EBay Inc. hopes to operate in as many as 25 countries in 2005, up from 17 today, and envisions a world in which users will be able to buy and sell goods across borders as easily as if they were making a domestic purchase, company officials said Monday.
In an overview of its financial projections, the online auction and retailing giant also said it expects revenue for 2002 to reach US$1.05 billion to $1.1 billion, according to a company statement. The projected 2002 revenue could produce pro forma earnings of $0.70 to $0.73 per diluted share, according to the statement. In the first three quarters of 2001, eBay reported net revenue of $529.4 million.
Company executives are comfortable with full-year 2001 earnings projections of 47 cents per share from analysts polled by First Call/Thomson Financial Inc., eBay spokesman Kevin Pursglove said.
EBay's goal is to reach annual revenue of $3 billion by 2005, according to the statement.
One key to reaching that goal is business outside the U.S.
"Clearly, with the opportunities that exist in Asia and Europe and the opportunity for growth, it's very likely you'll see an increasing proportion of revenues coming from the international sites," Pursglove said. Analysts expect Internet use to grow over the next several years more rapidly outside the U.S., particularly in Asia.
EBay's goal is to eventually make international transactions look to the user much like domestic transactions do today, he said.
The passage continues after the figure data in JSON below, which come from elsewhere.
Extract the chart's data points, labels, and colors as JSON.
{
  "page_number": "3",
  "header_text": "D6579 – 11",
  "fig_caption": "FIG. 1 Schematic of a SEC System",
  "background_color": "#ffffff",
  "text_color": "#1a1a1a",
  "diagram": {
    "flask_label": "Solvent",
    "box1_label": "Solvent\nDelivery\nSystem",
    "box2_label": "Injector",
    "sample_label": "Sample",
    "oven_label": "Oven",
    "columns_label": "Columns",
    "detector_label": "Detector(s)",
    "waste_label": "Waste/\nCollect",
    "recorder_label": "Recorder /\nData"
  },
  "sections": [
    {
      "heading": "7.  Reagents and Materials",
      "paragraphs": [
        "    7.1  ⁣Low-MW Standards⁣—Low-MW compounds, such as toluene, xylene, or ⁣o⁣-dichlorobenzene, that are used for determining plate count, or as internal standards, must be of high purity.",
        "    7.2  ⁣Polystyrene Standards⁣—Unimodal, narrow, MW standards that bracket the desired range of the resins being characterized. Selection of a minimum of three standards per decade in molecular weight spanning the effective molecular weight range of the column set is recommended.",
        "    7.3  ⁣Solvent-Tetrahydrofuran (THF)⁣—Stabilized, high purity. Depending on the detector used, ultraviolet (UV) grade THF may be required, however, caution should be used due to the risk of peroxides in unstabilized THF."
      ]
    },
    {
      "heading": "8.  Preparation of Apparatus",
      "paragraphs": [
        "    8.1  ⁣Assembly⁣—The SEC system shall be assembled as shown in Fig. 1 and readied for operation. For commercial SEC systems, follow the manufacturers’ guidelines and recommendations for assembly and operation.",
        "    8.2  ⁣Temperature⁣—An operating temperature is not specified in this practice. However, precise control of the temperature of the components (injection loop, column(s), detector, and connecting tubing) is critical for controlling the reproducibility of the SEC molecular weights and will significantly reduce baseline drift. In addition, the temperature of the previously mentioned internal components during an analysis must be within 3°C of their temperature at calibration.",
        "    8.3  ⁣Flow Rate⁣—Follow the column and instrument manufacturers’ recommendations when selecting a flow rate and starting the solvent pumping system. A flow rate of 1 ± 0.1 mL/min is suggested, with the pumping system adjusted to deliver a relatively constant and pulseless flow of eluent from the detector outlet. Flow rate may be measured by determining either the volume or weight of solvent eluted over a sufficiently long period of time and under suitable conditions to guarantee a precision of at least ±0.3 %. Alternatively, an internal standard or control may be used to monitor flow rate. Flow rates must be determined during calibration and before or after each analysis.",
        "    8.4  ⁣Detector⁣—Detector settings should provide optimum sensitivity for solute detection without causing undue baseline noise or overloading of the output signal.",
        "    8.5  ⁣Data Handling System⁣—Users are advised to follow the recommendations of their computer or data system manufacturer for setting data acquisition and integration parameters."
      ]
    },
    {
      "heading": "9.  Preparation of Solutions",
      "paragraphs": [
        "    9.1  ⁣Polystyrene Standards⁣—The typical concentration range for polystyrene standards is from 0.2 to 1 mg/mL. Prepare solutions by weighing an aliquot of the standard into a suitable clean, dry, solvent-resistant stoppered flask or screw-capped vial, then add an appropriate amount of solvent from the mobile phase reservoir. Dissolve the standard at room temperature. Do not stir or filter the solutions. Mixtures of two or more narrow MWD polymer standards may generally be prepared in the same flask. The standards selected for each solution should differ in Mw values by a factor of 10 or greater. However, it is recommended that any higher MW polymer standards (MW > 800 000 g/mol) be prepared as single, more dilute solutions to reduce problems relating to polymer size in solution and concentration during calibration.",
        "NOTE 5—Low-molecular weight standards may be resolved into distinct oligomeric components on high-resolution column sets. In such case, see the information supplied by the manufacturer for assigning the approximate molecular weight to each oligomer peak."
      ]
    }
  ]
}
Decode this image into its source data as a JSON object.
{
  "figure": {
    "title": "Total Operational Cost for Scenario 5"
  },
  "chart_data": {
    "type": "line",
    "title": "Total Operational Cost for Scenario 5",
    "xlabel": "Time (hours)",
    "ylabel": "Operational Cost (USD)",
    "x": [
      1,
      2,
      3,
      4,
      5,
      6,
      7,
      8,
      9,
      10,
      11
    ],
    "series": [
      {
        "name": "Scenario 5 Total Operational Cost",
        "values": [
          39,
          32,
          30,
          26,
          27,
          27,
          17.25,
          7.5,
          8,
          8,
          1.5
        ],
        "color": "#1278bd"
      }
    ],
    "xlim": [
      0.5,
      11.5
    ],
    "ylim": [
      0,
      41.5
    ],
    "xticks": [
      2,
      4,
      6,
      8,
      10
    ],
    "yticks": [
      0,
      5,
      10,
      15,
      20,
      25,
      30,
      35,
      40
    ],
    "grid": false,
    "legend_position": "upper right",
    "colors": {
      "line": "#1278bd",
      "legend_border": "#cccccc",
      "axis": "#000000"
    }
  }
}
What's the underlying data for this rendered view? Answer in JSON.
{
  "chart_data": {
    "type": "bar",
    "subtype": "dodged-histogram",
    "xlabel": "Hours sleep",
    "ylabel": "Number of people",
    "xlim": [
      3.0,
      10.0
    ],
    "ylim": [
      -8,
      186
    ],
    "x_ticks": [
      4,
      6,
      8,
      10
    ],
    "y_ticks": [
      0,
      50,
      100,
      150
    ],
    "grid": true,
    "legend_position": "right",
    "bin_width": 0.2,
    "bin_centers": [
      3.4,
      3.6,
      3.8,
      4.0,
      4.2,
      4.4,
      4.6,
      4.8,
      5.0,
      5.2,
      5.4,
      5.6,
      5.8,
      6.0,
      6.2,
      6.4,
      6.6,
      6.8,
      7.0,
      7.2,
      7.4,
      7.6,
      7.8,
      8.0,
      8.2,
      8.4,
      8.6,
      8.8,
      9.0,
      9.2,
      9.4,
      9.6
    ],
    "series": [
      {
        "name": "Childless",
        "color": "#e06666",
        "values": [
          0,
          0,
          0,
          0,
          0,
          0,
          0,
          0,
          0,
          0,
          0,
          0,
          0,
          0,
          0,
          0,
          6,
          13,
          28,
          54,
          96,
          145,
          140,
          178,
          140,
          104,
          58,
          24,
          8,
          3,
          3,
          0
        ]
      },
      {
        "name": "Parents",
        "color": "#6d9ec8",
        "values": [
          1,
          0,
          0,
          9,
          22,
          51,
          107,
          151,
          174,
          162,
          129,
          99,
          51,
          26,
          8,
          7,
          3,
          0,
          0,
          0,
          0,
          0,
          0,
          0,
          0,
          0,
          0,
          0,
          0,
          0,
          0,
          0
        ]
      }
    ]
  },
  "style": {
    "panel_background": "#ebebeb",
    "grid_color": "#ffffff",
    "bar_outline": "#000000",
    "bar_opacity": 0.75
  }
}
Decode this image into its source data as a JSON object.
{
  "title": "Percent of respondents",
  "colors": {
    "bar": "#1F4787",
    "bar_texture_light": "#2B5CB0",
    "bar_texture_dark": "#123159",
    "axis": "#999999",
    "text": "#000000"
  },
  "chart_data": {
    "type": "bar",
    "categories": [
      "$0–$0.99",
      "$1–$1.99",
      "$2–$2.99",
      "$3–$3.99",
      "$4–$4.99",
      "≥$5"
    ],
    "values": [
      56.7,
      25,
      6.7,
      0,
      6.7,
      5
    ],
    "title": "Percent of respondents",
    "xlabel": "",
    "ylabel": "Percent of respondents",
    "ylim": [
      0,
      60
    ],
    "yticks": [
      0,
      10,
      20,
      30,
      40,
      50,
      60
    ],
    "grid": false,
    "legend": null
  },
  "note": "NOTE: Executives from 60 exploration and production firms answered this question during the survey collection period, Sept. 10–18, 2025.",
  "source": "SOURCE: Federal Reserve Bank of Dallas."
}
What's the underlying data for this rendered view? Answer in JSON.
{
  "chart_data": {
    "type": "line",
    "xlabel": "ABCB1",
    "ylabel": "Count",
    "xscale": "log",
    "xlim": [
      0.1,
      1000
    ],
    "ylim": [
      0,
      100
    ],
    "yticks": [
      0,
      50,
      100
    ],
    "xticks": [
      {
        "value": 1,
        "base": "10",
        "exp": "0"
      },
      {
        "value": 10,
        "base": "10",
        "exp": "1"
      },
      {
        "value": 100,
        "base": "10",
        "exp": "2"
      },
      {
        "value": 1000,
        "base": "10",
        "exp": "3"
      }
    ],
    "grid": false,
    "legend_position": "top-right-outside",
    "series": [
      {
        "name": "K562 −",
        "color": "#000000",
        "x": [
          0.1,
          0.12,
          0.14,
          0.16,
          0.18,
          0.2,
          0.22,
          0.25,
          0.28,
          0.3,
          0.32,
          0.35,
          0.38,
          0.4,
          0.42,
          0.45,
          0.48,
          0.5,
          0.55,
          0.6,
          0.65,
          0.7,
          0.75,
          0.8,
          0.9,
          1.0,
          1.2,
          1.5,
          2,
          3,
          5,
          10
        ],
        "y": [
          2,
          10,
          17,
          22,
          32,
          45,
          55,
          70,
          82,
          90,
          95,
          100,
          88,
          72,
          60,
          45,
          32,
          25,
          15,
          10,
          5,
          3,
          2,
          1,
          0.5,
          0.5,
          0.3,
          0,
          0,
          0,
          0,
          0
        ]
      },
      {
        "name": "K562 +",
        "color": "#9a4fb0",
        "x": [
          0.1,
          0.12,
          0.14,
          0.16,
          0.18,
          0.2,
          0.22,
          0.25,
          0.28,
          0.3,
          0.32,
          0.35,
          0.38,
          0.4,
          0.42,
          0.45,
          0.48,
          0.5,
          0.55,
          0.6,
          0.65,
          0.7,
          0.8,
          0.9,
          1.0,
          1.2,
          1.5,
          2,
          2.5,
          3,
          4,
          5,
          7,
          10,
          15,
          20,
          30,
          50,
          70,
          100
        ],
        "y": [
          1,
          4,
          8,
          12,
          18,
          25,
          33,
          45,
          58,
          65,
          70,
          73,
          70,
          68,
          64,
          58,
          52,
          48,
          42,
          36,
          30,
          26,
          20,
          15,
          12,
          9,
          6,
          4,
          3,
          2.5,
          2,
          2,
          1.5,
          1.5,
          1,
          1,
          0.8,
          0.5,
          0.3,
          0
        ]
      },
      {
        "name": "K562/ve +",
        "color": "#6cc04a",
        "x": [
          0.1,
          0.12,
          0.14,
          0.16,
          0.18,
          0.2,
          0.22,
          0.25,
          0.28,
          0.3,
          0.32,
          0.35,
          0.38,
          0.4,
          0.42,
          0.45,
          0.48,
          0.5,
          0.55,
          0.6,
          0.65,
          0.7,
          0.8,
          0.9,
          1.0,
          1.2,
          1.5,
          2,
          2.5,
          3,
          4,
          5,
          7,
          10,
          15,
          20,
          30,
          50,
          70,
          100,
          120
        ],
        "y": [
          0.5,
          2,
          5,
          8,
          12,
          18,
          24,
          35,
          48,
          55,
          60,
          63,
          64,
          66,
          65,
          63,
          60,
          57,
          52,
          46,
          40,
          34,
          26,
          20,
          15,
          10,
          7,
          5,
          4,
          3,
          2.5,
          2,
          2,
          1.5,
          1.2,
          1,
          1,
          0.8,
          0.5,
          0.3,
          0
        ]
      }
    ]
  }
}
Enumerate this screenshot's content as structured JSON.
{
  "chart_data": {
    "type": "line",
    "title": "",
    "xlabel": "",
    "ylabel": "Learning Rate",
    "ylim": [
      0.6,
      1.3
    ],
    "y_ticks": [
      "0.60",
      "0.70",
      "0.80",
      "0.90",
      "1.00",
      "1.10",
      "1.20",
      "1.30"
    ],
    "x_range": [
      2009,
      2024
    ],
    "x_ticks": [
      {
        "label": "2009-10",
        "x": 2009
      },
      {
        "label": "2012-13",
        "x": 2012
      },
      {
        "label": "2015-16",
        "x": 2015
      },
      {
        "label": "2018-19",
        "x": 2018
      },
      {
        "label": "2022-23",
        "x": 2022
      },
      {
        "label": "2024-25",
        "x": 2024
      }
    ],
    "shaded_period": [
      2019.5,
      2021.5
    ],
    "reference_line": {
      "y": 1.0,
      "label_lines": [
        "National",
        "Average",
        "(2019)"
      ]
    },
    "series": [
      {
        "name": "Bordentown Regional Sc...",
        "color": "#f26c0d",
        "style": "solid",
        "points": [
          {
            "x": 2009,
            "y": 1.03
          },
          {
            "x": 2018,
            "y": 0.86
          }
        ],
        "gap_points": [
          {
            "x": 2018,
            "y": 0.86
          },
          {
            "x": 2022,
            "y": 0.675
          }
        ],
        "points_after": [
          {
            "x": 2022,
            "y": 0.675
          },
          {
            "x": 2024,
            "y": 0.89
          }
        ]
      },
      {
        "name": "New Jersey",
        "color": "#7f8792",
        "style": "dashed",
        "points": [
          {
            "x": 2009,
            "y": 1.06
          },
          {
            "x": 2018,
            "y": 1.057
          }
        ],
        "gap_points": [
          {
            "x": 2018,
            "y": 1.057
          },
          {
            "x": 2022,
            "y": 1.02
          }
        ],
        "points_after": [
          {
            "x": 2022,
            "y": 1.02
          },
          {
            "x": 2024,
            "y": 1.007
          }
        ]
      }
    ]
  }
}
The company hopes to perform currency exchange, customs clearance and even language translation for users. When it does, Italian shoppers could find items on sale in Japan described in Italian with the price expressed in Italian lire, for example.
The company is not projecting a date for achieving that goal, Pursglove added.
"We're a ways away from being able to establish that level of transparency," he said.
EBay has expanded its international operations through acquisitions, partnerships and building sites from scratch and will continue to use all those avenues, Pursglove said. The company is interested in expanding to large markets where there already is a significant level of Internet use, and is examining the opportunities in markets including China and Taiwan.
EBay currently has operations in Argentina, Australia, Austria, Brazil, Canada, France, Germany, Ireland, Italy, Japan, Mexico, the Netherlands, New Zealand, Singapore, South Korea, Switzerland and the U.K. The company expects its international business overall to break even by 2002.
Another key element of eBay's expansion plans is its fixed-price sales operations. Over the next several quarters, the company will further integrate its Web site with Half.com, which it acquired last year. The sites eventually will have a single sign-on process, customer service department and system for user feedback. In the third quarter of this year, 16 percent of eBay's revenue came from fixed-price selling, including eBay's own express buying service.